A Fault Transient Control Parameter Identification Method for New Energy Grid-connected Inverter Based on Phase-locked Loop Dynamic Model

The analysis and calculation of fault characteristics of new energy power supply systems depend on the accurate transient model and control parameters of their grid-connected inverters. However, the existing fault transient control parameter identification methods for grid-connected inverters of new energy sources fail to adequately consider the dynamic response of the nonlinear link of the control system during the transient period, resulting in a considerable error in the parameter identification results. The established fault transient model struggles to simulate the fault characteristics of the real site, and it is difficult to support the analysis and research of the fault characteristics of new energy sources.

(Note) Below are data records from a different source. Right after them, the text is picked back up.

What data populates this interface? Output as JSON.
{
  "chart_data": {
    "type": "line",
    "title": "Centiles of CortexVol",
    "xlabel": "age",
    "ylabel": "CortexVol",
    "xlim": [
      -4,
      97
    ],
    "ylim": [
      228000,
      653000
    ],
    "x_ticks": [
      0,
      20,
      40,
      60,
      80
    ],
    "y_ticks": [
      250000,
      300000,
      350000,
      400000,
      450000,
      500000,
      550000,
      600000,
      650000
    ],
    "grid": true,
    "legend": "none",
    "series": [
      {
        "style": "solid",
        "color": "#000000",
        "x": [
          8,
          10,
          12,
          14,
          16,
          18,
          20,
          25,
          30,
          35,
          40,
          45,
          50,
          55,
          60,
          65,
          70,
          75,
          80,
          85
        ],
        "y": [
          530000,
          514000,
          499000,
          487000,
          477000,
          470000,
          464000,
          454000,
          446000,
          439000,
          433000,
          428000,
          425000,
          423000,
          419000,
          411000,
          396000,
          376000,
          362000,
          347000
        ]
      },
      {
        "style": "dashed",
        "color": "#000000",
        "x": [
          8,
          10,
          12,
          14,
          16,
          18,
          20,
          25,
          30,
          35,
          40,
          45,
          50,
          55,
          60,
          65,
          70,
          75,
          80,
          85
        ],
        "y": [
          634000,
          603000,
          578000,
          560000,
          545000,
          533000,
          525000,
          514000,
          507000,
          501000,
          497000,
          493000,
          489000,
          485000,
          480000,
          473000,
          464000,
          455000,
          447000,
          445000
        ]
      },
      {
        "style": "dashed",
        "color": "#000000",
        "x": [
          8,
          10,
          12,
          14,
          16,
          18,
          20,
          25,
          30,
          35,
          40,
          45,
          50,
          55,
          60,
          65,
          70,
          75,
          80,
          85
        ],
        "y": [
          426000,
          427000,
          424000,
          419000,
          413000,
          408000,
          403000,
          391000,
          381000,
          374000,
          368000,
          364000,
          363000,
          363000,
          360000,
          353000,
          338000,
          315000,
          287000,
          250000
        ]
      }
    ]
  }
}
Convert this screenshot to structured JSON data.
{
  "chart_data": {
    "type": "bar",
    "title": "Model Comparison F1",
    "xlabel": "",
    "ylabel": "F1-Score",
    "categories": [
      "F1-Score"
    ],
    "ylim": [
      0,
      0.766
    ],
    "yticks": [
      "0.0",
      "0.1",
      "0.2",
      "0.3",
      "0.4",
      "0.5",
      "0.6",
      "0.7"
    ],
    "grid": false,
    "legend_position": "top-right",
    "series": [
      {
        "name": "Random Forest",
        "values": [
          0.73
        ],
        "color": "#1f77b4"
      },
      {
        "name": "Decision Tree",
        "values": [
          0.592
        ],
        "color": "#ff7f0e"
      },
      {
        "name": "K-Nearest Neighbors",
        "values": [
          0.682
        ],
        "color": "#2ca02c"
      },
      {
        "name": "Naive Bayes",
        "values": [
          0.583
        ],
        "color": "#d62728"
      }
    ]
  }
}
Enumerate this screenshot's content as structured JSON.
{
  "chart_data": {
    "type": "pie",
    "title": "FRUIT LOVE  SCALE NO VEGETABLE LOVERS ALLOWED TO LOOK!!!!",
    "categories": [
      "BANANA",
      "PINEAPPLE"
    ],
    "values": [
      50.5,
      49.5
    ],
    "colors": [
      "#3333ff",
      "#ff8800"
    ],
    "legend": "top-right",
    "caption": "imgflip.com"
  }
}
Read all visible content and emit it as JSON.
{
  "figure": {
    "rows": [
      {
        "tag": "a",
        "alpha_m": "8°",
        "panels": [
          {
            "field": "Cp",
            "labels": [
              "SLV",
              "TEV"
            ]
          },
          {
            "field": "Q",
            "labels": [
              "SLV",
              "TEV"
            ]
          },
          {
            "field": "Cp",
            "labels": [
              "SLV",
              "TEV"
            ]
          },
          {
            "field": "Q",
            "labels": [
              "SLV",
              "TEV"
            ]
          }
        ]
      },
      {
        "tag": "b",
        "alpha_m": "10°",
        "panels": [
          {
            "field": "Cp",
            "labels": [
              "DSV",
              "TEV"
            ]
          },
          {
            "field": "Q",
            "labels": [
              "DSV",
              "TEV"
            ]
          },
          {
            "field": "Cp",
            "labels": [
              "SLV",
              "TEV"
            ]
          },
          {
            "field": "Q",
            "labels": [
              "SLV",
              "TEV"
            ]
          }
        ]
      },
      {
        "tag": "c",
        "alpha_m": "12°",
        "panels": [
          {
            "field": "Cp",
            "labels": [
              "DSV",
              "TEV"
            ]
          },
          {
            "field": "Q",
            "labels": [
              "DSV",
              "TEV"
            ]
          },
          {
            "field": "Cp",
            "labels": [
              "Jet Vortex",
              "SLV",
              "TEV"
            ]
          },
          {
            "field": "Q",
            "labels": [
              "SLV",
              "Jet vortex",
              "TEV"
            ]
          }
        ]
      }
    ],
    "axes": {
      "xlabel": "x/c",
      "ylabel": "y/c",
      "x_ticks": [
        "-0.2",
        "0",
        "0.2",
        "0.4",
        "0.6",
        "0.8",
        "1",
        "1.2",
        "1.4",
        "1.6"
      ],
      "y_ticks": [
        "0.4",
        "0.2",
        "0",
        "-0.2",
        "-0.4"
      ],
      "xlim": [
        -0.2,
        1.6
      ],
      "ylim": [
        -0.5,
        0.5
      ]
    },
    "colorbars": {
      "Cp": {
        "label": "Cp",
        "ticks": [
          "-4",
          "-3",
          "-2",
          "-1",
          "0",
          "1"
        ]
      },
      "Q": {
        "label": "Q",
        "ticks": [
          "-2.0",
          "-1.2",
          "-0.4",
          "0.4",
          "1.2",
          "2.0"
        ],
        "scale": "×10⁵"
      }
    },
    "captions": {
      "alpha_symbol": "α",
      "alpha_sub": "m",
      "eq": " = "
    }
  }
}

Aiming to address this issue, in this paper we propose a parameter identification method for new energy grid-connected inverters considering the dynamic model of phase-locked loop. The influence of the dynamic process of the phase-locked loop on the identification model during the fault transient period is thoroughly analyzed. In addition, a fault transient current identification model is developed with the dynamic response of the nonlinear link during the fault period taken into account. The accurate identification of the control parameters is realized by fitting the output waveform based on the adaptive particle swarm optimization (PSO) algorithm. Simulation results confirm that the identification error of the proposed parameter identification method is less than 5%.